FAQ — Generated from two sources: common questions we infer from the services list ("Do you accept insurance?", "How long does a cleaning take?") and questions extracted from review text. Reviews often contain implicit FAQs — "They fixed my HVAC same day" implies "Do you offer same-day service?"

Compliance — Policies, disclaimers, and legal language. Cancellation policies, payment terms, accessibility information. We keep this separate so it's easy to update without touching the operational content, and so the agent can prioritize it appropriately (compliance text should be recited verbatim, not paraphrased).

Template Variables in System Prompts

The generated system prompt uses template variables that get injected from entityData at agent configuration time:

You are a voice receptionist for {{business_name}}, a {{primary_service}} 
located in {{location.city}}, {{location.state}}. Your role is to answer 
questions, schedule appointments, and provide information about our services.

{{business_name}} specializes in: {{services_list}}

Business hours: {{hours_summary}}

Always be professional, warm, and concise. For complex questions you cannot 
answer, offer to take a message for the team.

The template approach means the same prompt structure works across all business types.
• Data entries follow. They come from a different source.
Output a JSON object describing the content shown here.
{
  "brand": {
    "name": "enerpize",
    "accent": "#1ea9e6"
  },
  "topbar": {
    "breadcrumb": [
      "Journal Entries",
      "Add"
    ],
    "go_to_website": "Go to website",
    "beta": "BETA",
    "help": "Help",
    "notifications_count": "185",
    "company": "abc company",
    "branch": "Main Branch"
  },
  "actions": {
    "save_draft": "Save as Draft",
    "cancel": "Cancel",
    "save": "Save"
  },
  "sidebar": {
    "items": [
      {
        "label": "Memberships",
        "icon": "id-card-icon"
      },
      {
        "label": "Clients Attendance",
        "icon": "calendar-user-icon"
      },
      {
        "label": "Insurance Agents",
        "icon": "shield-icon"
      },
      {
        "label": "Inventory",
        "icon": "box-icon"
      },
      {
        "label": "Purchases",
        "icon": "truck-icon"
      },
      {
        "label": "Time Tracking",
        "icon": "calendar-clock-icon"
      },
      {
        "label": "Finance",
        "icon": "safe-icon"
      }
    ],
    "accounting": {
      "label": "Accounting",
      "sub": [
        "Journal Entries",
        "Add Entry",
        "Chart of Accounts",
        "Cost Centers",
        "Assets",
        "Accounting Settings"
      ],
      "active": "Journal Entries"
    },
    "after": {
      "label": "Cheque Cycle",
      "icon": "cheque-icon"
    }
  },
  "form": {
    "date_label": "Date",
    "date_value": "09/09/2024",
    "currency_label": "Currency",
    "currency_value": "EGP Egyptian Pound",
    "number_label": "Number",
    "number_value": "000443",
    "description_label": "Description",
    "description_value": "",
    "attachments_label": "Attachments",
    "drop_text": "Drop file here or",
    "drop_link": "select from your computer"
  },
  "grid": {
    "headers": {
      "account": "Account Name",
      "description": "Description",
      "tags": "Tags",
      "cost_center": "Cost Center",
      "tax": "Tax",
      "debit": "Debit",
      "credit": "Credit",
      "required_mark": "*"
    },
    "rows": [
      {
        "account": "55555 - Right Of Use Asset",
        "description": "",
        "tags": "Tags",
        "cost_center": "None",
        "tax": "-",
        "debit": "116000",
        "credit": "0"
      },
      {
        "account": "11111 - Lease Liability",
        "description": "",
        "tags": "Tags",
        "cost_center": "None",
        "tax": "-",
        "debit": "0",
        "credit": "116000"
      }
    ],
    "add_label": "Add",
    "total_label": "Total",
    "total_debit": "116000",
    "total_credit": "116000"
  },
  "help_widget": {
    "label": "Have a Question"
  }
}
The variables get resolved once at agent creation time — the resolved prompt is what gets stored and sent to ElevenLabs. No runtime variable substitution during calls.

The Async Operation Handle

Workforce Wave takes 60-120 seconds to run. That's too long for a synchronous HTTP response — most clients timeout at 30 seconds, and holding a connection open for 90 seconds is wasteful.

POST /v2/agents with a business_url returns immediately with 202 Accepted:

{
  "data": {
    "operationId": "op_a1b2c3d4",
    "status": "pending",
    "statusUrl": "/v2/operations/op_a1b2c3d4",
    "estimatedDurationSeconds": 90
  },
  "meta": {
    "request_id": "req_xyz",
    "timestamp_utc": "2026-05-05T14:00:00.000Z"
  }
}

The client has two options to wait for completion: poll the statusUrl, or listen for the agent.provisioned webhook.

# Poll pattern
curl -X POST https://api.workforcewave.com/v2/agents \
  -H "Authorization: Bearer $WFW_API_KEY" \
  -H "Content-Type: application/json" \
  -d '{"business_url": "https://ridgelinedental.com"}'

# Response: 202 with operationId: "op_a1b2c3d4"

# Poll until complete
curl https://api.workforcewave.com/v2/operations/op_a1b2c3d4 \
  -H "Authorization: Bearer $WFW_API_KEY"

# Response when done:
# {
#   "data": {
#     "operationId": "op_a1b2c3d4",
#     "status": "completed",
#     "result": { "agentId": "agt_xyz789", "entityData": { ... } },
#     "completedAt": "2026-05-05T14:01:23.000Z"
#   }
# }

Workforce Wave's pipeline failures are surfaced as operation failures with failedStep and failureReason in the result, so clients can handle partial success (entity data extracted but prompt generation failed) rather than treating everything as a binary pass/fail.

The 90-second number in the pitch is a p50. P95 is around 3 minutes for a complex multi-service business with many pages to crawl. The async handle design means that variance doesn't matter — clients poll or webhook either way.